そう一言つぶやいて、それきり悶絶しているそれ、というか彼女は、いつぞやの最終決戦でお世話になった(?)魔女で。

 

私達は自然と戦闘体勢を解いていた。

 

「はい。というわけで、このように入口と出口の向きだけをとりあえず合わせて置けばいいという横着をすると、こうなります。どう? 勉強になったかな? おーい」

「はぃ……」

 

 

後から出てくる青髪と桃髪。それは正しく、一か月間待ち焦がれた二人。

 

「一か月ぶり、だね。皆、元気そうでよかった」

 

帰還組を代表して、鹿目さんがただいまを知らせてくれた。

 

「「「おかえりなさい」」」

 

 

FIN

 

 

おまけ

 

 

「よし、再開の祝杯を! って行きたいんだけど。
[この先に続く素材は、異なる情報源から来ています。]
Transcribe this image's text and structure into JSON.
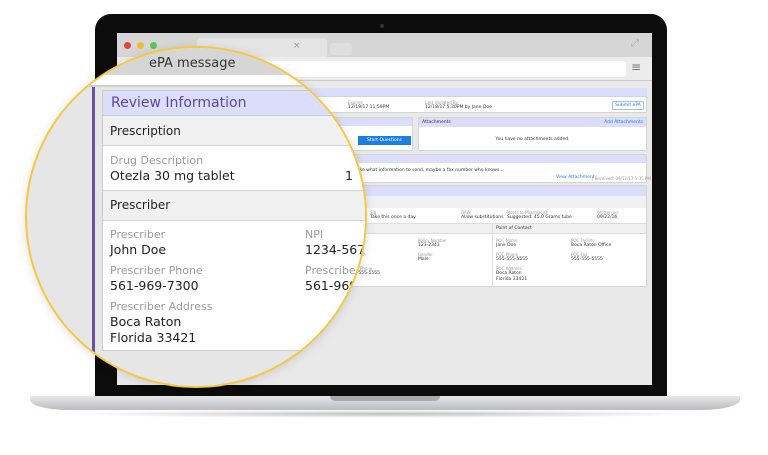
{
  "browser": {
    "tab_title": "ePA message",
    "close_glyph": "×"
  },
  "summary": {
    "expires_label": "Expires",
    "expires_value": "12/19/17 11:59PM",
    "updated_label": "Last Updated By",
    "updated_value": "12/18/17 5:30PM by Jane Doe",
    "submit_label": "Submit ePA"
  },
  "questions": {
    "start_label": "Start Questions"
  },
  "attachments": {
    "title": "Attachments",
    "add_label": "Add Attachments",
    "empty_text": "You have no attachments added."
  },
  "message": {
    "text": "A. Like what information to send, maybe a fax number who knows...",
    "view_label": "View Attachment",
    "received": "| Received: 09/12/17 5:35 PM"
  },
  "prescription_row": [
    {
      "label": "Sig",
      "value": "Take this once a day"
    },
    {
      "label": "DAW",
      "value": "Allow substitutions"
    },
    {
      "label": "Notes to Pharmacist",
      "value": "Suggested: 45.0 Grams tube"
    },
    {
      "label": "Written on",
      "value": "09/22/16"
    }
  ],
  "patient": {
    "name_label": "Name",
    "name_value": "Doe",
    "policy_label": "Policy Number",
    "policy_value": "123-2343",
    "dob_label": "of Birth",
    "dob_value": "3/78",
    "gender_label": "Gender",
    "gender_value": "Male",
    "phone_label": "ient Phone",
    "phone_value": "55-555-5555"
  },
  "poc": {
    "title": "Point of Contact",
    "name_label": "POC Name",
    "name_value": "Jane Doe",
    "facility_label": "POC Facility",
    "facility_value": "Boca Raton Office",
    "phone_label": "POC Phone",
    "phone_value": "555-555-5555",
    "fax_label": "POC Fax",
    "fax_value": "555-555-5555",
    "address_label": "POC Address",
    "address_line1": "Boca Raton",
    "address_line2": "Florida 33421"
  },
  "review": {
    "title": "Review Information",
    "prescription_header": "Prescription",
    "drug_label": "Drug Description",
    "drug_value": "Otezla 30 mg tablet",
    "prescriber_header": "Prescriber",
    "prescriber_label": "Prescriber",
    "prescriber_value": "John Doe",
    "npi_label": "NPI",
    "npi_value": "1234-567",
    "phone_label": "Prescriber Phone",
    "phone_value": "561-969-7300",
    "fax_label": "Prescribe",
    "fax_value": "561-969",
    "address_label": "Prescriber Address",
    "address_line1": "Boca Raton",
    "address_line2": "Florida 33421",
    "partial_digit": "1"
  },
  "colors": {
    "accent": "#5a4a9a",
    "header": "#dcdcfb",
    "button": "#1a7fe0",
    "magnifier_ring": "#f5c842"
  }
}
悪いけど火急の件が山積みなんだよね。とりあえず、マミ。ほむらに連絡とってくれる? ここの部屋かほむらのかで、こいつの結界の入り口として使わせてほしくてね」

「え?」

「やっぱりキュゥべえもどきだけじゃ即座に対応ってのが幻想郷からじゃ難しくてさ。で、外側に聡い私達がこっちである程度テコ入れする役目を承ったって訳。札の回収も紫が面倒くさがってこっちにお鉢が回ってくるからついでにこっちもあるんだけどね」

「はぁ」

「後みきをキュゥべえ側だって知らしめないといけないんだった。マミ達にも頑張ってもらうつもりだから、そこんとこ、よろしく」

「ちょっと」

「後は……仁美や京介には顔見せないとね。暗示は掛けさせてもらったけど今日すっぽかしたし。じゃあお邪魔したわね。詳しい話はまた明日!」

「「「……」」」

 

自由奔放なのも、考えものね

 

 

「あ、最後に、クリームヒルトの生存報告も明日でオナシャス」

「「「まだ生きてたの?!」」」

 

 




ご愛読ありがとうございました。